You could call August cynical – but admittedly, Crystal’s character is rare among the plentiful fictional screenwriters for not being overtly tormented. John Turturro as Barton Fink in the Coen brothers’ 1991 film of the same name is driven slowly mad by a mosquito, a studio writing assignment, a murderous neighbour and his own pretensions. Screenwriters sell out in Godard’s Le Mépris, lose it in Adaptation and get murdered in The Player. If the message still isn’t clear, try Sunset Boulevard. Who’s that face down in the swimming pool at the start? “Nobody important, really,” a voiceover tells us. “Just a movie writer with a couple of ‘B’ pictures to his credit. The poor dope. He always wanted a pool.” That’s the writer, played by William Holden, speaking from beyond the grave.

After all, when did you last hear a screenwriter singing Hollywood’s praises? More common are tales of firings, rewrites, plagiarism or fighting for credit. Ian McEwan called screenwriting “an opportunity to fly first class, be treated like a celebrity, sit around the pool and be betrayed”. Even the writers of masterpieces suffer: take Herman J Mankiewicz, co-author of Citizen Kane, whose struggles with alcoholism, Hollywood, Orson Welles and William Randolph Hearst were documented in David Fincher’s Mank.

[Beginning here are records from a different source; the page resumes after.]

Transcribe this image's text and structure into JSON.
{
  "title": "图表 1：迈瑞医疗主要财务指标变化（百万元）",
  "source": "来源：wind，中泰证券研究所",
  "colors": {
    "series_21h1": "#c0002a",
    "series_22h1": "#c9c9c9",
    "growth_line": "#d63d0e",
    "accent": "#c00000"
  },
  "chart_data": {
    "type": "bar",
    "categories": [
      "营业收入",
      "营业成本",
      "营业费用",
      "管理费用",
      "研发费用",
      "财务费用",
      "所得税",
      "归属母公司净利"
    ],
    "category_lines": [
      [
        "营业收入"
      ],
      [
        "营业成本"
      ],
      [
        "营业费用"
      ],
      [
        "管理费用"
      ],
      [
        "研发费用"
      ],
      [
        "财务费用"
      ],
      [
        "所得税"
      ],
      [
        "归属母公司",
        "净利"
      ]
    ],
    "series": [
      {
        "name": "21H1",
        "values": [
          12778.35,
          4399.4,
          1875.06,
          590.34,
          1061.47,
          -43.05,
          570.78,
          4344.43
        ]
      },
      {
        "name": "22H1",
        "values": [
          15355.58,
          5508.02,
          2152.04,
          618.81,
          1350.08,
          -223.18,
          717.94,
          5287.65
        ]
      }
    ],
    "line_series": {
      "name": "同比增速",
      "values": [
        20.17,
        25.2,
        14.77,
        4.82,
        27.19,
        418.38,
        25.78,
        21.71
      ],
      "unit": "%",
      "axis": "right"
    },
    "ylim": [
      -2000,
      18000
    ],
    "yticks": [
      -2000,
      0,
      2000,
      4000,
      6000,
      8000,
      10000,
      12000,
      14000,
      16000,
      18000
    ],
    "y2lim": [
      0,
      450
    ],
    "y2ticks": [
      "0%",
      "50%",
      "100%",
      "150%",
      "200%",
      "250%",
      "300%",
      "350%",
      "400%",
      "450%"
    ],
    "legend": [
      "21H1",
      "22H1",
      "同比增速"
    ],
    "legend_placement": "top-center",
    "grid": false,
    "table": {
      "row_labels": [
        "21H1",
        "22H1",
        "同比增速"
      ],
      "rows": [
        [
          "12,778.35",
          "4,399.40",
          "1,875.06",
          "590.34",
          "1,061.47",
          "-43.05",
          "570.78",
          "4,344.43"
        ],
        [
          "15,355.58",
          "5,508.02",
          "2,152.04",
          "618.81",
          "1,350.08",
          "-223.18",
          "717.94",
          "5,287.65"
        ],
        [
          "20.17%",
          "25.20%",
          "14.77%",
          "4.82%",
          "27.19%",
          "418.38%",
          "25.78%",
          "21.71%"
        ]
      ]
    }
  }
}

Where Crystal’s character differs is that his screenwriting career represents a glorious, lost peak. He wrote a hit romcom 30 years earlier and now he can’t even recognise his cast and crew (Sharon Stone, Kevin Kline and Rain Man director Barry Levinson all cameo). Perhaps that’s the lesson to take from Here Today: there are worse fates than being a screenwriter.